O imóvel escolhido tinha três quartos e três banheiros. Valia US$ 225 mil quando foi adquirido em 2004. O casal, com renda mensal de apenas US$ 2.500, não deu entrada e teria de desembolsar US$ 800 ao mês durante 35 anos para quitar a hipoteca. Era um clássico caso de subprime.
“Era possível pagar”, afirmou, para justificar não ter dado um passo demasiado ambicioso ao comprar a casa. “A gasolina custava barato e, nessa época, conseguíamos sair duas vezes por semana para jantar fora e ainda economizar no fim do mês.”
Em uma das renegociações, para reduzir o prazo para 30 anos, María foi induzida a aceitar uma taxa de juros variável por um agente financeiro. Quando se deu conta, sua dívida passara a US$ 350 mil, e as mensalidades, para US$ 2.200. O valor da casa, porém, havia despencado para US$ 115 mil.
A partir de 2008, a jornada de trabalho de Cézar foi reduzida, junto com o seu salário. María passou a fazer bicos em um salão de beleza.
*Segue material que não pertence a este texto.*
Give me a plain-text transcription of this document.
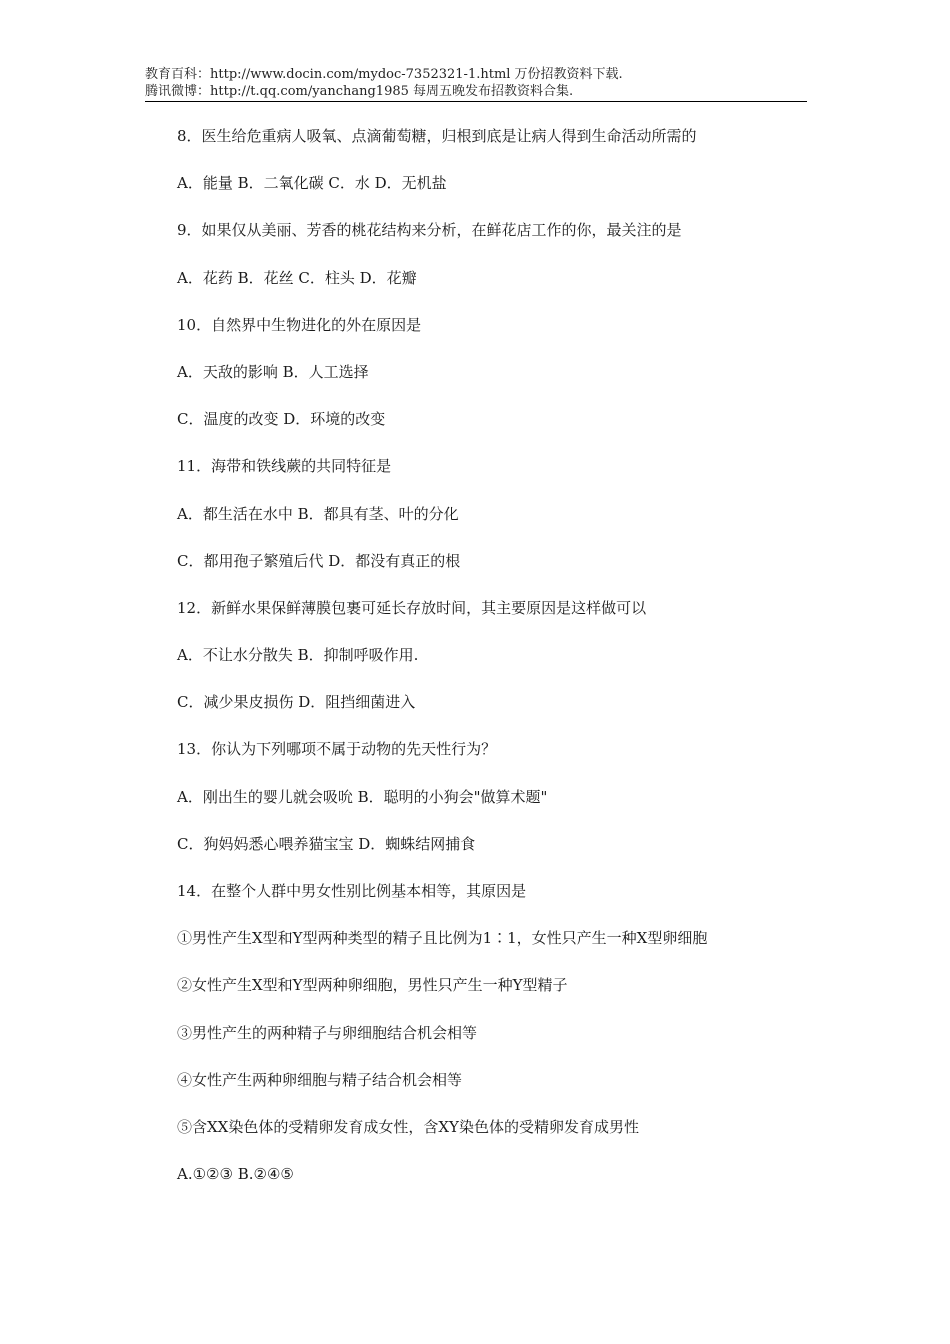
教育百科：http://www.docin.com/mydoc-7352321-1.html 万份招教资料下载.
腾讯微博：http://t.qq.com/yanchang1985 每周五晚发布招教资料合集.
8．医生给危重病人吸氧、点滴葡萄糖，归根到底是让病人得到生命活动所需的
A．能量 B．二氧化碳 C．水 D．无机盐
9．如果仅从美丽、芳香的桃花结构来分析，在鲜花店工作的你，最关注的是
A．花药 B．花丝 C．柱头 D．花瓣
10．自然界中生物进化的外在原因是
A．天敌的影响 B．人工选择
C．温度的改变 D．环境的改变
11．海带和铁线蕨的共同特征是
A．都生活在水中 B．都具有茎、叶的分化
C．都用孢子繁殖后代 D．都没有真正的根
12．新鲜水果保鲜薄膜包裹可延长存放时间，其主要原因是这样做可以
A．不让水分散失 B．抑制呼吸作用.
C．减少果皮损伤 D．阻挡细菌进入
13．你认为下列哪项不属于动物的先天性行为？
A．刚出生的婴儿就会吸吮 B．聪明的小狗会"做算术题"
C．狗妈妈悉心喂养猫宝宝 D．蜘蛛结网捕食
14．在整个人群中男女性别比例基本相等，其原因是
①男性产生X型和Y型两种类型的精子且比例为1∶1，女性只产生一种X型卵细胞
②女性产生X型和Y型两种卵细胞，男性只产生一种Y型精子
③男性产生的两种精子与卵细胞结合机会相等
④女性产生两种卵细胞与精子结合机会相等
⑤含XX染色体的受精卵发育成女性，含XY染色体的受精卵发育成男性
A.①②③ B.②④⑤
As contas domésticas não mais fechavam.
Em novembro de 2009, ela preparou o almoço de Ação de Graças para a família e, em seguida, mudou-se para um apartamento de dois quartos e um banheiro, alugado por US$ 775 ao mês. “Pensamos que iríamos passar a vida toda naquela casa. Meu marido ficou deprimido e eu, ainda mais”, disse ela. “Nós estamos ficando velhos e percebemos que não temos nada.”
María não foi a única em sua família a cair na armadilha imobiliária dos anos 2000.
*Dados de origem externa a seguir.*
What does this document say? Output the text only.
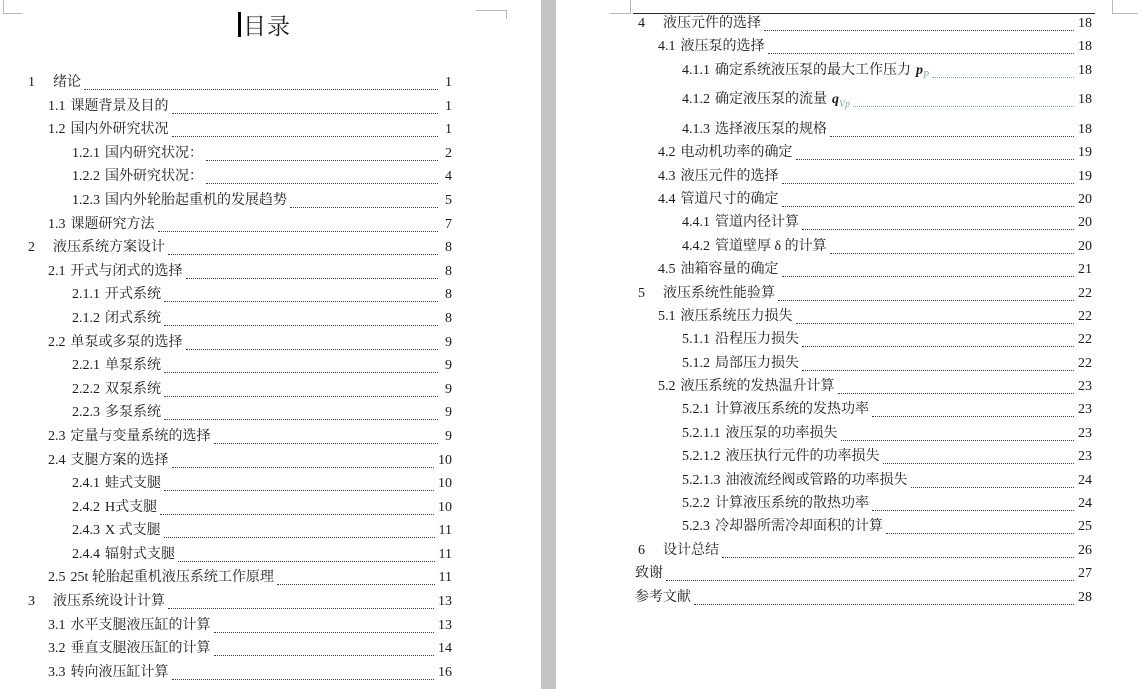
目录
1	绪论	1
1.1 课题背景及目的	1
1.2 国内外研究状况	1
1.2.1 国内研究状况：	2
1.2.2 国外研究状况：	4
1.2.3 国内外轮胎起重机的发展趋势	5
1.3 课题研究方法	7
2	液压系统方案设计	8
2.1 开式与闭式的选择	8
2.1.1 开式系统	8
2.1.2 闭式系统	8
2.2 单泵或多泵的选择	9
2.2.1 单泵系统	9
2.2.2 双泵系统	9
2.2.3 多泵系统	9
2.3 定量与变量系统的选择	9
2.4 支腿方案的选择	10
2.4.1 蛙式支腿	10
2.4.2 H式支腿	10
2.4.3 X 式支腿	11
2.4.4 辐射式支腿	11
2.5 25t 轮胎起重机液压系统工作原理	11
3	液压系统设计计算	13
3.1 水平支腿液压缸的计算	13
3.2 垂直支腿液压缸的计算	14
3.3 转向液压缸计算	16
4	液压元件的选择	18
4.1 液压泵的选择	18
4.1.1 确定系统液压泵的最大工作压力 $p_P$	18
4.1.2 确定液压泵的流量 $q_{Vp}$	18
4.1.3 选择液压泵的规格	18
4.2 电动机功率的确定	19
4.3 液压元件的选择	19
4.4 管道尺寸的确定	20
4.4.1 管道内径计算	20
4.4.2 管道壁厚 δ 的计算	20
4.5 油箱容量的确定	21
5	液压系统性能验算	22
5.1 液压系统压力损失	22
5.1.1 沿程压力损失	22
5.1.2 局部压力损失	22
5.2 液压系统的发热温升计算	23
5.2.1 计算液压系统的发热功率	23
5.2.1.1 液压泵的功率损失	23
5.2.1.2 液压执行元件的功率损失	23
5.2.1.3 油液流经阀或管路的功率损失	24
5.2.2 计算液压系统的散热功率	24
5.2.3 冷却器所需冷却面积的计算	25
6	设计总结	26
致谢	27
参考文献	28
Seus quatro irmãos compraram imóveis avaliados na época em mais de US$ 400 mil, apesar da renda considerada baixa. Três foram despejados. Apenas Gina Anaya conseguiu driblar o banco. Como a hipoteca estava apenas no nome de Gina, seu marido, José Luiz, comprou casa logo depois de ter saído a ordem de despejo. O preço já havia despencado de US$ 400 mil para US$ 150 mil.
“Todos os irmãos contribuíram para o José Luiz dar a parcela de 30% exigida pelo banco. Esse é o único final feliz na família”, contou María.